Wto Regional Trade Agreements Gateway

26 The WTO agreement refers to the Marrakesh agreement establishing the World Trade Organization, concluded as part of the final act of Uruguay`s trade round, signed by ministers on 15 April 1994 in Marrakech. The way in which free trade agreements are designated may also be different. Most free trade agreements are designated by listing the participating countries and adding the term “FTA.” For example, the Canada-Korea Free Trade Agreement. However, some free trade agreements are called under different names. For example, the Canada-EU free trade agreement is referred to as a comprehensive economic and trade agreement. Other countries call their trade agreements Economic Partnership Agreements (EPAs) or Global Economic Partnerships (CEPs). Other variants are also used. A regional trade agreement (RTA) is a treaty between two or more governments that sets the trade rules for all signatories. Examples of regional trade agreements include the North American Free Trade Agreement (NAFTA), the Central American-Dominican Free Trade Agreement (CAFTA-DR), the European Union (EU) and the Asia-Pacific Economic Cooperation (APEC). All members of the World Trade Organization (WTO) are signatories to the GATS and must assume the obligations that flow from it. Similarly, in accordance with Article XIX of the GATS, they commit to further negotiations on trade liberalization.
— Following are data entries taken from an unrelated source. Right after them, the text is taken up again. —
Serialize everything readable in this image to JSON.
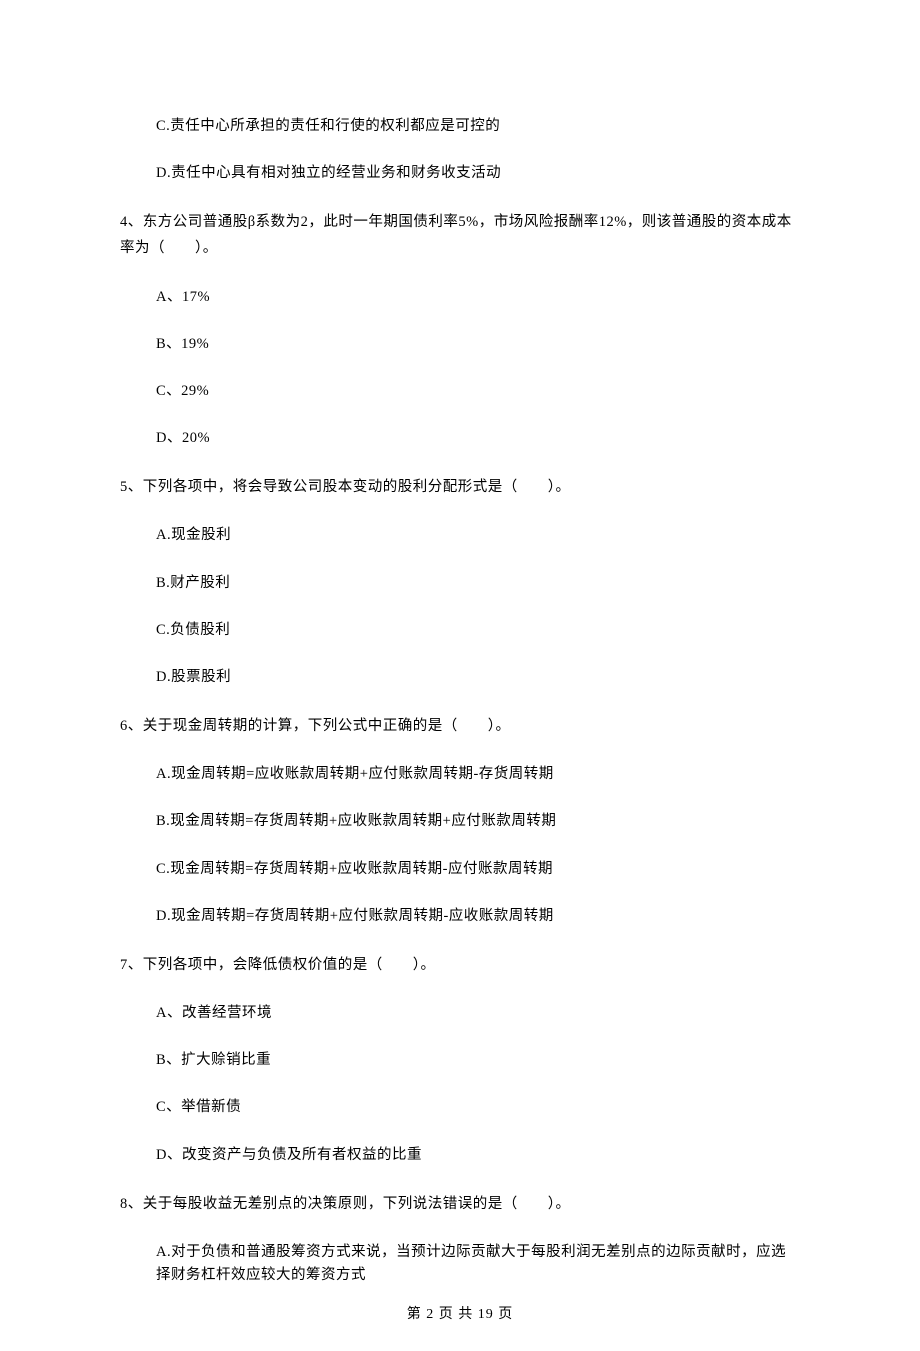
{
  "top_options": {
    "c": "C.责任中心所承担的责任和行使的权利都应是可控的",
    "d": "D.责任中心具有相对独立的经营业务和财务收支活动"
  },
  "q4": {
    "stem": "4、东方公司普通股β系数为2，此时一年期国债利率5%，市场风险报酬率12%，则该普通股的资本成本率为（　　）。",
    "a": "A、17%",
    "b": "B、19%",
    "c": "C、29%",
    "d": "D、20%"
  },
  "q5": {
    "stem": "5、下列各项中，将会导致公司股本变动的股利分配形式是（　　）。",
    "a": "A.现金股利",
    "b": "B.财产股利",
    "c": "C.负债股利",
    "d": "D.股票股利"
  },
  "q6": {
    "stem": "6、关于现金周转期的计算，下列公式中正确的是（　　）。",
    "a": "A.现金周转期=应收账款周转期+应付账款周转期-存货周转期",
    "b": "B.现金周转期=存货周转期+应收账款周转期+应付账款周转期",
    "c": "C.现金周转期=存货周转期+应收账款周转期-应付账款周转期",
    "d": "D.现金周转期=存货周转期+应付账款周转期-应收账款周转期"
  },
  "q7": {
    "stem": "7、下列各项中，会降低债权价值的是（　　）。",
    "a": "A、改善经营环境",
    "b": "B、扩大赊销比重",
    "c": "C、举借新债",
    "d": "D、改变资产与负债及所有者权益的比重"
  },
  "q8": {
    "stem": "8、关于每股收益无差别点的决策原则，下列说法错误的是（　　）。",
    "a": "A.对于负债和普通股筹资方式来说，当预计边际贡献大于每股利润无差别点的边际贡献时，应选择财务杠杆效应较大的筹资方式"
  },
  "footer": "第 2 页 共 19 页"
}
The first round of this type began in January 2000 and was soon integrated into the broader context of the Doha Development Agenda (DDP). 73 If the harmonization of the rules on CTOs and SPS only includes the “removal” of restrictive trade rules, without creating new rules, we can consider that restrictive trade rules will be repealed as part of the elimination of orRC in accordance with Article XXIV:8. As has already been said, these are rules under which a country unilaterally offers preferential rights to another country or group of countries. The country that offers preference removes or reduces import duties on imports from these countries without the same preferences. These rules generally focus solely on trade in goods. 51 Appellate Body, Turkey-Textiles, 23, para. 62. The appellate body does not say that an ATR should avoid a “commercial reorientation”. The “trade diversion” effect that the EC and Turkey wanted to avoid can lead to efficiency gains for the global economy, as textiles and clothing products from third countries are sold on the EU market. 99 The Turkey and Textiles appeal body justified this sigh by the fact that Turkey could have adopted rules of origin for textiles and clothing products as a “reasonable alternative”, instead of imposing quantitative restrictions on the importation of textile and clothing products by third parties, in order to avoid possible diversion of trade and to establish a customs union.

See Appellate Body Report, Turkey-Textiles, supra note 23, margin. 62. 16 The term “restricting trade” refers to the limitation of cross-border trade, which not only has “cold” effects on trade between the parties to the ATRs. See Lockhart and Mitchell, top 7. In collaboration with partners such as the WTO and the OECD, the World Bank Group provides information and support to countries wishing to sign or deepen regional trade agreements. In practical terms, the work of the WBG includes 50 Ibid. The appeal body did not specify that the rules of origin would impose control of goods between Turkey and the EC and undermine the objective of “free movement” in a customs union. See Trachtman, supra note 4, at 475.

Nor is there any question of the fact that complex or overly restrictive preferential rules have the effect of excluding products from the whole of trade liberalization.